The analysis also showed that HoT does not work as advertised, at least not yet. But the interesting part of the result of the analysis that peeked piqued my interest concerns how HoT fared on Ubuntu 12.04 and Fedora 19, two distributions it was tested on.
On Fedora 19, and regarding the trojan’s ability to work as intended, there was no security measure on the distribution that could have stopped it, if not for HoT’s inability to capture meaningful data from Firefox and Google’s Chromium, the two browsers used for the testing and analysis.
However, on Ubuntu 12.04, HoT failed to work. The reason? The researcher found that:
…a protection mechanism named ptrace scope was enabled by default. This protection prevents a process from attaching to a different process even when the user-ID matches (unlike the default Linux behavior). The protection effectively blocked the Trojan from interfering with other processes which rendered the Hand of Thief form-grabber and URL-blocker useless.

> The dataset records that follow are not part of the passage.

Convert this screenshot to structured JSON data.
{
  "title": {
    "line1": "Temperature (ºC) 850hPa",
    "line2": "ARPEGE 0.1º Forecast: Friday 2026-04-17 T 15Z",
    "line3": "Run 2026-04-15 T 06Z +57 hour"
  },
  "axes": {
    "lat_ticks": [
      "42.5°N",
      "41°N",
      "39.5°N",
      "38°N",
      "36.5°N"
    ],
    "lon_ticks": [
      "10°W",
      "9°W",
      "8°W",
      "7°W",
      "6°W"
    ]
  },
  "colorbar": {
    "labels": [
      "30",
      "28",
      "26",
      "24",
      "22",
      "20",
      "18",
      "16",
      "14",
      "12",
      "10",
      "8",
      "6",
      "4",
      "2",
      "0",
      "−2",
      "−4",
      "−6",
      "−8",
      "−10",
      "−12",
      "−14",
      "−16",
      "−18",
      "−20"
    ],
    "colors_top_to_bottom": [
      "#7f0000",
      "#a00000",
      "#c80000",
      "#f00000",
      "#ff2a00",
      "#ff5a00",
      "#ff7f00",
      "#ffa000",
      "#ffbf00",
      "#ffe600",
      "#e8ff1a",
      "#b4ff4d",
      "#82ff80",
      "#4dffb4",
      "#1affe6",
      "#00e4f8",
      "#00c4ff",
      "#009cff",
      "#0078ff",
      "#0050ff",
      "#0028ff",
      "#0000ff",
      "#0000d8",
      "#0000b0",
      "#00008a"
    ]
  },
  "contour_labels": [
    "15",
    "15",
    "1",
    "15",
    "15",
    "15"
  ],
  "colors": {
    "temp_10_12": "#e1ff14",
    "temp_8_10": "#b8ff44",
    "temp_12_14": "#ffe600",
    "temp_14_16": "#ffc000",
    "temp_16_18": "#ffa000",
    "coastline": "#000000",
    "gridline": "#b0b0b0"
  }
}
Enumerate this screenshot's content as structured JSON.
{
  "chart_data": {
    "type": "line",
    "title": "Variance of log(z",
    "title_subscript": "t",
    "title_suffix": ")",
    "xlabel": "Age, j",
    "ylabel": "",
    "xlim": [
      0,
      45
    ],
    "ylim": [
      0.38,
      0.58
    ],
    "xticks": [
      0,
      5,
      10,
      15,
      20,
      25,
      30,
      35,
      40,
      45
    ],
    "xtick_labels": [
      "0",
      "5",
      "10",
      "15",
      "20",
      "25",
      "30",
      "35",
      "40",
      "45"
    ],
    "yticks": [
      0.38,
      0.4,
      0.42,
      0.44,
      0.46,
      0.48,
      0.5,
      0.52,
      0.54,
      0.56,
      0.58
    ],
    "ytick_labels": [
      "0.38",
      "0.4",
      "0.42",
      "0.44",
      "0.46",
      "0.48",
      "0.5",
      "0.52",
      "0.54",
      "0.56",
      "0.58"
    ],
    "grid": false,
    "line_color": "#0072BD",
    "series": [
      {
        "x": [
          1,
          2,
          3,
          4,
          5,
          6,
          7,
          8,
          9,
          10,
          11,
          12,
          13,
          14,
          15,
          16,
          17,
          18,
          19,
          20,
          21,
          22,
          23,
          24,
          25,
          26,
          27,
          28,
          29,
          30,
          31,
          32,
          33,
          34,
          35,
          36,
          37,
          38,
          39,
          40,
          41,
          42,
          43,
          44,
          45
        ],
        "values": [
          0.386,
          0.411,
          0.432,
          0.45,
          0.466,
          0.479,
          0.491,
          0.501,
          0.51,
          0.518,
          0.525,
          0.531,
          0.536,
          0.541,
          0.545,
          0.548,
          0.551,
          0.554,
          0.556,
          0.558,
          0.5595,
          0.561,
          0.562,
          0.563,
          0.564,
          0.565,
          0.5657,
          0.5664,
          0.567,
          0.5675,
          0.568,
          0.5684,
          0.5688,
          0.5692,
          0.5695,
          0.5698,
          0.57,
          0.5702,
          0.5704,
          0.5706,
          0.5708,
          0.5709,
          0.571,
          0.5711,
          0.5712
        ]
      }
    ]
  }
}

There are browser differences in the trojan’s ability to capture meaningful data, but that security mechanism on Ubuntu that rendered HoT’s core function “useless” is the type of security mechanism that should be enabled by default on all distributions.
This is just one trojan, and while it is largely a dud, at least at this stage in its development, there could be more out there, more that we know nothing about. The major distribution developers should take this as a wake-up call. We like to say that Linux is more secure than Windows, but are we prepared for dealing with quality malware like HoT?
One question I wanted to have the researcher answer for me is this: Why did SELinux not stop the trojan from functioning on Fedora 19?
What default value does ubuntu use for ptrace_scope? If it’s only “1” then it looks like it could easily be circumvented by having the tracer get itself into a position where it can be the parent of the tracee (perhaps by changing the executable in the browsers application desktop file under ~/.local/share/applications)
Higher values of ptrace_scope look like they would still protect against this unless root was compromised, but unless you want to disable ptrace completely system-wide then it looks like the only reliable way to prevent a process being traced at all is for it to call prctl(PR_SET_DUMPABLE, 0) to disable any attachment to the process. Perhaps this is something all the web browsers should do unless their built with something like –enable-debug.
Anyway, interesting blog-post and something I wasn’t aware of, so thanks for posting.
it’s piqued, not peeked.
Yikies! Thanks.
Remember the good old days of peek and poke instructions. Anyway back on topic. I’m kind of also wondering why SELinux could not stop the trojan from operating.